The USCCB was expected to talk about pro-abortion politicians and the reception of Holy Communion at its upcoming June meeting. Rumor swirled of the bishops drafting a document on “eucharistic coherence” that may be voted on at the meeting. It remains to be seen what effect Ladaria’s letter will now have on the plan.

While Pope Francis has promoted a vision of a “synodal” Church will individual bishops’ conferences largely direct how the faith is expressed in lived in their own regions, this has not stopped him from intervening in the U.S. Church on a number of occasions.

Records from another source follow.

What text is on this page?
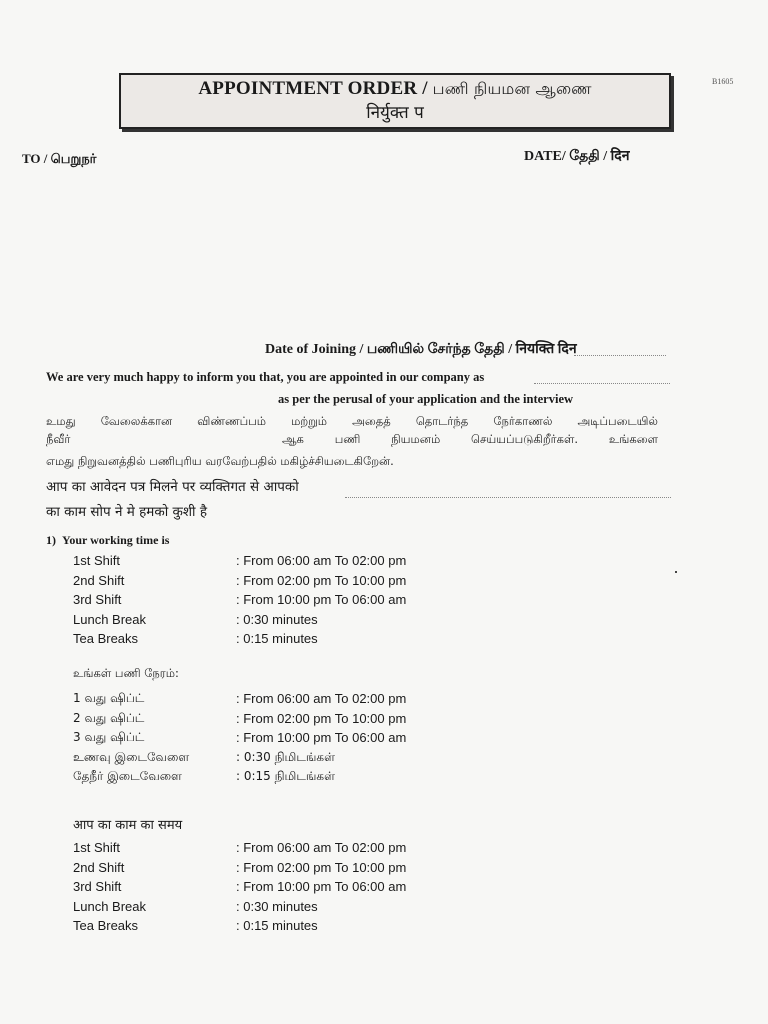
APPOINTMENT ORDER / பணி நியமன ஆணை
निर्युक्त प
B1605
TO / பெறுநர்	DATE/ தேதி / दिन
Date of Joining / பணியில் சேர்ந்த தேதி / नियक्ति दिन
We are very much happy to inform you that, you are appointed in our company as
as per the perusal of your application and the interview
உமது வேலைக்கான விண்ணப்பம் மற்றும் அதைத் தொடர்ந்த நேர்காணல் அடிப்படையில்
நீவீர்	ஆக	பணி	நியமனம்	செய்யப்படுகிறீர்கள்.	உங்களை
எமது நிறுவனத்தில் பணிபுரிய வரவேற்பதில் மகிழ்ச்சியடைகிறேன்.
आप का आवेदन पत्र मिलने पर व्यक्तिगत से आपको
का काम सोप ने मे हमको कुशी है
1) Your working time is
1st Shift	: From 06:00 am To 02:00 pm
2nd Shift	: From 02:00 pm To 10:00 pm
3rd Shift	: From 10:00 pm To 06:00 am
Lunch Break	: 0:30 minutes
Tea Breaks	: 0:15 minutes
உங்கள் பணி நேரம்:
1 வது ஷிப்ட்	: From 06:00 am To 02:00 pm
2 வது ஷிப்ட்	: From 02:00 pm To 10:00 pm
3 வது ஷிப்ட்	: From 10:00 pm To 06:00 am
உணவு இடைவேளை	: 0:30 நிமிடங்கள்
தேநீர் இடைவேளை	: 0:15 நிமிடங்கள்
आप का काम का समय
1st Shift	: From 06:00 am To 02:00 pm
2nd Shift	: From 02:00 pm To 10:00 pm
3rd Shift	: From 10:00 pm To 06:00 am
Lunch Break	: 0:30 minutes
Tea Breaks	: 0:15 minutes
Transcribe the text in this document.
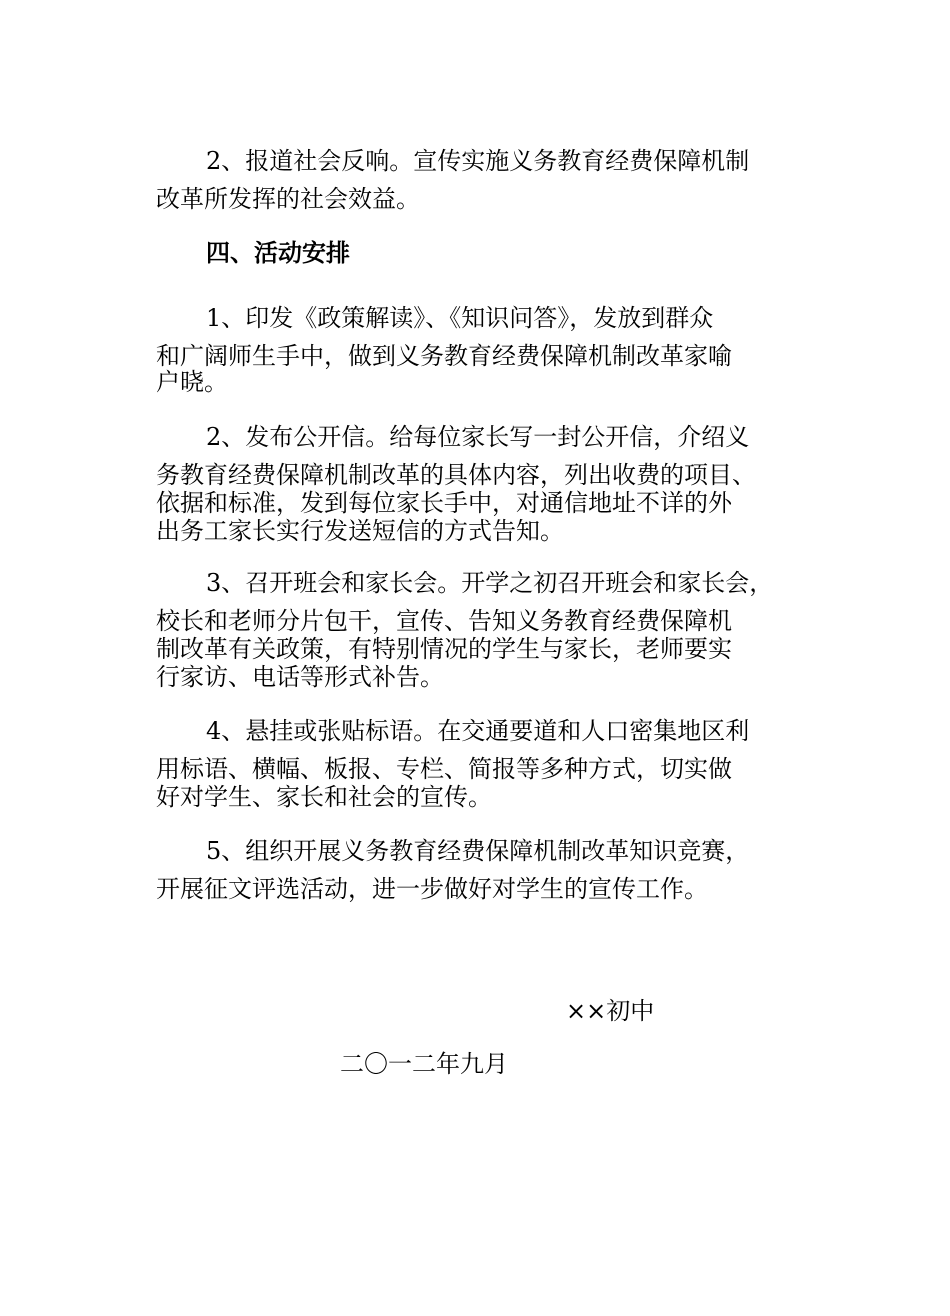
2、报道社会反响。宣传实施义务教育经费保障机制
改革所发挥的社会效益。
四、活动安排
1、印发《政策解读》、《知识问答》，发放到群众
和广阔师生手中，做到义务教育经费保障机制改革家喻
户晓。
2、发布公开信。给每位家长写一封公开信，介绍义
务教育经费保障机制改革的具体内容，列出收费的项目、
依据和标准，发到每位家长手中，对通信地址不详的外
出务工家长实行发送短信的方式告知。
3、召开班会和家长会。开学之初召开班会和家长会，
校长和老师分片包干，宣传、告知义务教育经费保障机
制改革有关政策，有特别情况的学生与家长，老师要实
行家访、电话等形式补告。
4、悬挂或张贴标语。在交通要道和人口密集地区利
用标语、横幅、板报、专栏、简报等多种方式，切实做
好对学生、家长和社会的宣传。
5、组织开展义务教育经费保障机制改革知识竞赛，
开展征文评选活动，进一步做好对学生的宣传工作。
××初中
二〇一二年九月
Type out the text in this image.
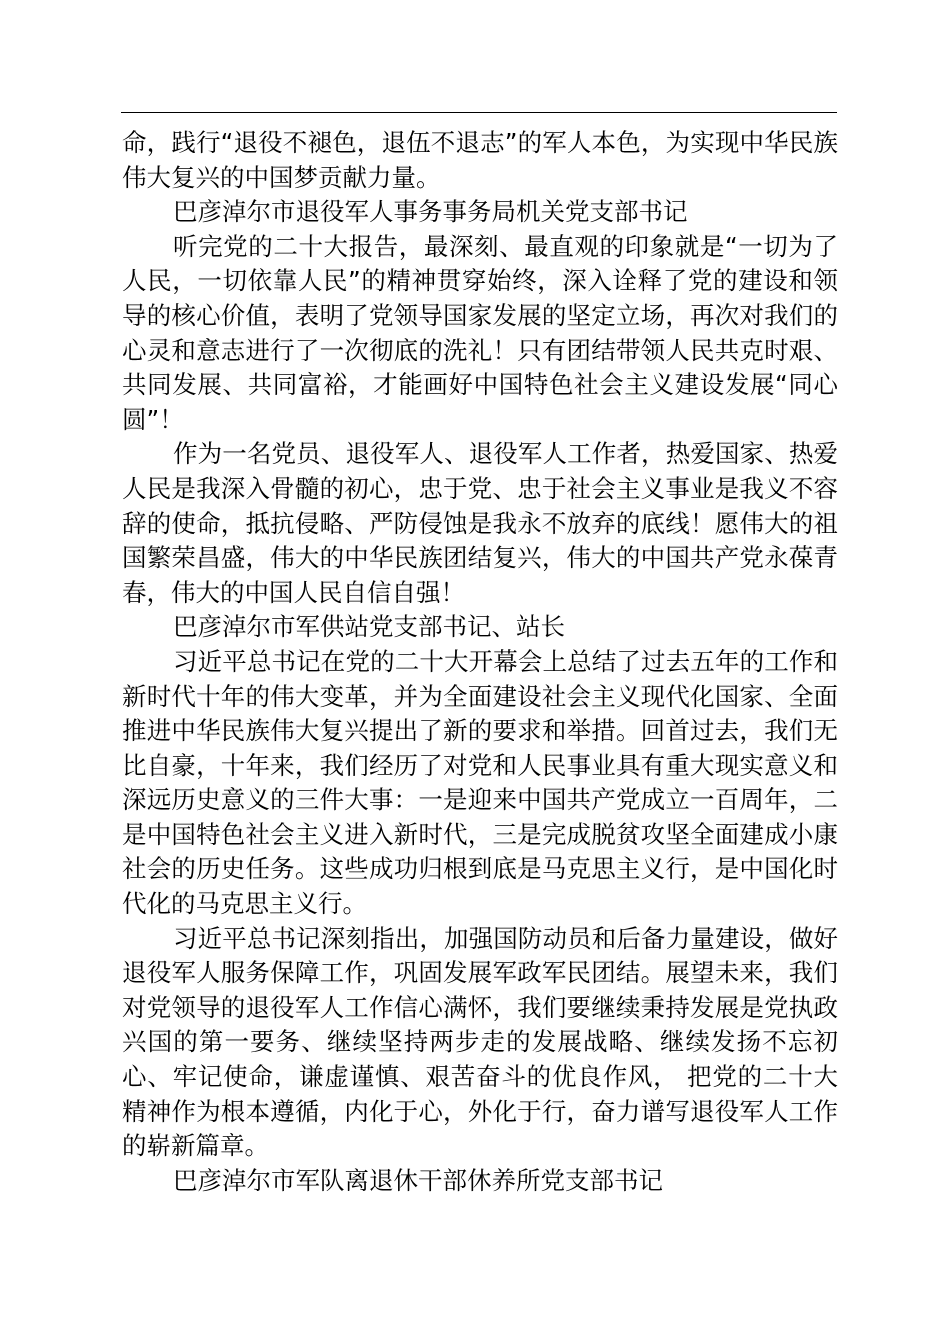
命，践行“退役不褪色，退伍不退志”的军人本色，为实现中华民族伟大复兴的中国梦贡献力量。

巴彦淖尔市退役军人事务事务局机关党支部书记

听完党的二十大报告，最深刻、最直观的印象就是“一切为了人民，一切依靠人民”的精神贯穿始终，深入诠释了党的建设和领导的核心价值，表明了党领导国家发展的坚定立场，再次对我们的心灵和意志进行了一次彻底的洗礼！只有团结带领人民共克时艰、共同发展、共同富裕，才能画好中国特色社会主义建设发展“同心圆”！

作为一名党员、退役军人、退役军人工作者，热爱国家、热爱人民是我深入骨髓的初心，忠于党、忠于社会主义事业是我义不容辞的使命，抵抗侵略、严防侵蚀是我永不放弃的底线！愿伟大的祖国繁荣昌盛，伟大的中华民族团结复兴，伟大的中国共产党永葆青春，伟大的中国人民自信自强！

巴彦淖尔市军供站党支部书记、站长

习近平总书记在党的二十大开幕会上总结了过去五年的工作和新时代十年的伟大变革，并为全面建设社会主义现代化国家、全面推进中华民族伟大复兴提出了新的要求和举措。回首过去，我们无比自豪，十年来，我们经历了对党和人民事业具有重大现实意义和深远历史意义的三件大事：一是迎来中国共产党成立一百周年，二是中国特色社会主义进入新时代，三是完成脱贫攻坚全面建成小康社会的历史任务。这些成功归根到底是马克思主义行，是中国化时代化的马克思主义行。

习近平总书记深刻指出，加强国防动员和后备力量建设，做好退役军人服务保障工作，巩固发展军政军民团结。展望未来，我们对党领导的退役军人工作信心满怀，我们要继续秉持发展是党执政兴国的第一要务、继续坚持两步走的发展战略、继续发扬不忘初心、牢记使命，谦虚谨慎、艰苦奋斗的优良作风， 把党的二十大精神作为根本遵循，内化于心，外化于行，奋力谱写退役军人工作的崭新篇章。

巴彦淖尔市军队离退休干部休养所党支部书记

Most recently, the Vatican ordered the USCCB in January to hold back a statement on then-incoming President Biden that called attention to his pledge to pursue anti-life and anti-family policies that would advance “moral evils” in the areas of “abortion, contraception, marriage, and gender.” The statement was only allowed to be released after Pope Francis first extended his “cordial good wishes and the assurance of my prayers” to then-incoming pro-abortion President.

In a 2018 intervention, the Vatican directed the USCCB in a last-minute instruction to hold off voting on measures during their annual meeting that aimed at addressing the sexual abuse crisis in the U.S. Church.

While the Vatican is very involved in directing the U.S. church, it has had a more hand’s off approach in the church in Germany where the country’s bishops are currently walking down their “Synodal Path” that appears to be leading to a departure from the Church’s teaching on the priesthood, marriage, and sexual morality.